Levin’s team consists of two developers who helped create the product and another who could design the user interface, he said. Levin does not work with anyone from UMass, but he did meet his Android developer in April at the Grinspoon Entrepreneurship Initiative, an entrepreneurship conference supported by UMass.
He says that following the test on Wednesday, all there is to do is to release the product and listen to customers.
“Really, what I’ve learned by trying to start a startup is: just go,” Levin said. “People spend a lot of time talking about things and trying to plan, and don’t get me wrong, planning is very important. But don’t think about it, don’t talk about it, just go.”

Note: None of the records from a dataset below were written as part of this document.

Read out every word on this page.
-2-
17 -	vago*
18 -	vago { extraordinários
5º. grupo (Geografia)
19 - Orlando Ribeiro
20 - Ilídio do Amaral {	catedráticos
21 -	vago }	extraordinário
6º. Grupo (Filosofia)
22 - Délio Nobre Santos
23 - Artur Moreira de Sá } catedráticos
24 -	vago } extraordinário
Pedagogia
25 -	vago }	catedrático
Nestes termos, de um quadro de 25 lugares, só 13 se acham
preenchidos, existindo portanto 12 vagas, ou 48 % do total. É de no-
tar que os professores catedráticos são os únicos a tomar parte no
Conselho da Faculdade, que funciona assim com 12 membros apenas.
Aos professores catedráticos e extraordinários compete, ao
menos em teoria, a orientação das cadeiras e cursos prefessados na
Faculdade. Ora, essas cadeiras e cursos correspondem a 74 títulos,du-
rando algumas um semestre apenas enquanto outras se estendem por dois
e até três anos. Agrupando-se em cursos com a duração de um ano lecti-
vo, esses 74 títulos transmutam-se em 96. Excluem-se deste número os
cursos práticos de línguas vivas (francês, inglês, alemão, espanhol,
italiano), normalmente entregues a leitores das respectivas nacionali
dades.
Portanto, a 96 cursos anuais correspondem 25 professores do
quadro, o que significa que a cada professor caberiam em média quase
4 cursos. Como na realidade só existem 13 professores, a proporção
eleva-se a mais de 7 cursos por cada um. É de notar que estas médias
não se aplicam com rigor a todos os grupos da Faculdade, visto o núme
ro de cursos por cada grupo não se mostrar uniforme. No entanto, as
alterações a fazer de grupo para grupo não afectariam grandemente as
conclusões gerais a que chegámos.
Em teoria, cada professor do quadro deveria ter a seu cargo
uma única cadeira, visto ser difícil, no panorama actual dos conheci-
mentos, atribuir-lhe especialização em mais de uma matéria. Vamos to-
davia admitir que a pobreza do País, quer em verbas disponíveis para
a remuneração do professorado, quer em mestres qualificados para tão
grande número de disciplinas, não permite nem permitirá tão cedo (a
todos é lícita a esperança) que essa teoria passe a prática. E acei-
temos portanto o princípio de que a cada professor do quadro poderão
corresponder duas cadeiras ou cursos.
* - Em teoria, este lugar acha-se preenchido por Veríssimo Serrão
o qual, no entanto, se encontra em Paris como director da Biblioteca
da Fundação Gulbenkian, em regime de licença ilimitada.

Slydde is not Levin’s first app. While he was at the University, Levin developed a concept with two other students called Juvoh, a system that would take all the strategically placed help phones with the blue lights on campus and put them into a mobile app that would open the dialogue between students and campus police.
Students could send alerts, tell officers exactly where they are and talk to them in real time. Their idea won them $5,000 in last year’s UMass Innovation Challenge.
The next big challenge for Slydde is partnering with venues so users have places to use the app at. Levin has plans to roll the app out officially in Worcester and throughout the Midwest and east coast in the future. He wants to grow his team and start internship programs to engage the undergraduate population.
“There really aren’t too many opportunities, at least when I was there, to get involved in budding startups,” Levin said. “So we’re trying to build teams across a number of universities across the United States. Slydde is getting ready for a wide-scale launch.”
Levin said he has plans to bring Slydde to every state and college town to the point where he can provide opportunities for ambitious individuals. Creating entrepreneurship programs is just one way. He wants to disrupt an industry that’s been stagnant for many years, and ultimately be a part of the mass migration to mobile and online ordering.
“You see all these on-demand services and we want to make sure to be on the cutting edge before we miss the opportunity,” he said. “We want to be that company that sets the precedent for that kind of marketing.”